Re: [PATCH RFC 08/26] locking: Remove spin_unlock_wait() generic definitions

Will Deacon <will.deacon@xxxxxxx> · Fri, 30 Jun 2017 10:19:29 +0100

On Thu, Jun 29, 2017 at 05:01:16PM -0700, Paul E. McKenney wrote:
> There is no agreed-upon definition of spin_unlock_wait()'s semantics,
> and it appears that all callers could do just as well with a lock/unlock
> pair.  This commit therefore removes spin_unlock_wait() and related
> definitions from core code.
> 
> Signed-off-by: Paul E. McKenney <paulmck@xxxxxxxxxxxxxxxxxx>
> Cc: Arnd Bergmann <arnd@xxxxxxxx>
> Cc: Ingo Molnar <mingo@xxxxxxxxxx>
> Cc: Will Deacon <will.deacon@xxxxxxx>
> Cc: Peter Zijlstra <peterz@xxxxxxxxxxxxx>
> Cc: Alan Stern <stern@xxxxxxxxxxxxxxxxxxx>
> Cc: Andrea Parri <parri.andrea@xxxxxxxxx>
> Cc: Linus Torvalds <torvalds@xxxxxxxxxxxxxxxxxxxx>
> ---
>  include/asm-generic/qspinlock.h |  14 -----
>  include/linux/spinlock.h        |  31 -----------
>  include/linux/spinlock_up.h     |   6 ---
>  kernel/locking/qspinlock.c      | 117 ----------------------------------------
>  4 files changed, 168 deletions(-)

[...]

> diff --git a/kernel/locking/qspinlock.c b/kernel/locking/qspinlock.c
> index b2caec7315af..64a9051e4c2c 100644
> --- a/kernel/locking/qspinlock.c
> +++ b/kernel/locking/qspinlock.c
> @@ -267,123 +267,6 @@ static __always_inline u32  __pv_wait_head_or_lock(struct qspinlock *lock,
>  #define queued_spin_lock_slowpath	native_queued_spin_lock_slowpath
>  #endif
>  
> -/*
> - * Various notes on spin_is_locked() and spin_unlock_wait(), which are
> - * 'interesting' functions:
> - *
> - * PROBLEM: some architectures have an interesting issue with atomic ACQUIRE
> - * operations in that the ACQUIRE applies to the LOAD _not_ the STORE (ARM64,
> - * PPC).

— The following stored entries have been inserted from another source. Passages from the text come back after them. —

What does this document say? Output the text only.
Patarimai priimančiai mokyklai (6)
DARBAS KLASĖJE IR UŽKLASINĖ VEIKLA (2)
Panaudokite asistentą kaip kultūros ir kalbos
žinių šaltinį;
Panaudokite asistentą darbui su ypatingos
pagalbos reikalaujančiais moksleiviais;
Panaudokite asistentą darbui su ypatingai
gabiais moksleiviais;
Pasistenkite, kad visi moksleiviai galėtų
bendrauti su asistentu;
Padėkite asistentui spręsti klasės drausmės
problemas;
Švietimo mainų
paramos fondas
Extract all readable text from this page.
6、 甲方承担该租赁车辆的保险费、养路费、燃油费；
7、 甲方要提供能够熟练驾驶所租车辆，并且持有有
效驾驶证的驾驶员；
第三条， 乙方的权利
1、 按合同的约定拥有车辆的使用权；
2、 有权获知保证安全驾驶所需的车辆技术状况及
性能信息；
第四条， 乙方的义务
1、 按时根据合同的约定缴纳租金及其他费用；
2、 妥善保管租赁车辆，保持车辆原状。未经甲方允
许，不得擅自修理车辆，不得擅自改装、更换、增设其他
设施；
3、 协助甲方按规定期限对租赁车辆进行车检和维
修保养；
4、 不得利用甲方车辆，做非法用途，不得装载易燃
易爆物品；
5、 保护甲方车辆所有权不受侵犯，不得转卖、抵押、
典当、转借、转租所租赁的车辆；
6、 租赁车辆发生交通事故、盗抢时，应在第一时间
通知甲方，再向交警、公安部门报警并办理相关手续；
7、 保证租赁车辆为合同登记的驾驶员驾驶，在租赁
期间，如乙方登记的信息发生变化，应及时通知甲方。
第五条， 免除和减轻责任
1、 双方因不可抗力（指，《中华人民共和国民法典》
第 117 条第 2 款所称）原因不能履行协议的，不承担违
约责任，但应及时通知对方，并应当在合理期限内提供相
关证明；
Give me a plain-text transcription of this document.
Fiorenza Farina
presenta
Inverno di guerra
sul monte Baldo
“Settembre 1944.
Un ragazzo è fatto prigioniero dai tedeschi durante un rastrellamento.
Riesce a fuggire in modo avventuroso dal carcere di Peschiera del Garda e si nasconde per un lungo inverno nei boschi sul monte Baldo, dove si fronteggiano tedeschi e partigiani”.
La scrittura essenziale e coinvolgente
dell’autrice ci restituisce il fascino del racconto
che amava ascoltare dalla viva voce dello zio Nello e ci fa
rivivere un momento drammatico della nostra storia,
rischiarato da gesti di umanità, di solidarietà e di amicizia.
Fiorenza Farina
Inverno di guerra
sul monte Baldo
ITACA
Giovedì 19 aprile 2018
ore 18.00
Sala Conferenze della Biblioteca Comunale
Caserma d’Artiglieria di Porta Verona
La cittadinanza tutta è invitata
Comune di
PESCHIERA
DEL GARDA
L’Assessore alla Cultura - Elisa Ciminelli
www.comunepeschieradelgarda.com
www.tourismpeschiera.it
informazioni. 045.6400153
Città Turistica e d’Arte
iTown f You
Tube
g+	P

Also qspinlock has a similar issue per construction, the setting of
> - * the locked byte can be unordered acquiring the lock proper.
> - *
> - * This gets to be 'interesting' in the following cases, where the /should/s
> - * end up false because of this issue.
> - *
> - *
> - * CASE 1:
> - *
> - * So the spin_is_locked() correctness issue comes from something like:
> - *
> - *   CPU0				CPU1
> - *
> - *   global_lock();			local_lock(i)
> - *     spin_lock(&G)			  spin_lock(&L[i])
> - *     for (i)				  if (!spin_is_locked(&G)) {
> - *       spin_unlock_wait(&L[i]);	    smp_acquire__after_ctrl_dep();
> - *					    return;
> - *					  }
> - *					  // deal with fail
> - *
> - * Where it is important CPU1 sees G locked or CPU0 sees L[i] locked such
> - * that there is exclusion between the two critical sections.
> - *
> - * The load from spin_is_locked(&G) /should/ be constrained by the ACQUIRE from
> - * spin_lock(&L[i]), and similarly the load(s) from spin_unlock_wait(&L[i])
> - * /should/ be constrained by the ACQUIRE from spin_lock(&G).
> - *
> - * Similarly, later stuff is constrained by the ACQUIRE from CTRL+RMB.

Might be worth keeping this comment about spin_is_locked, since we're not
removing that guy just yet!

Will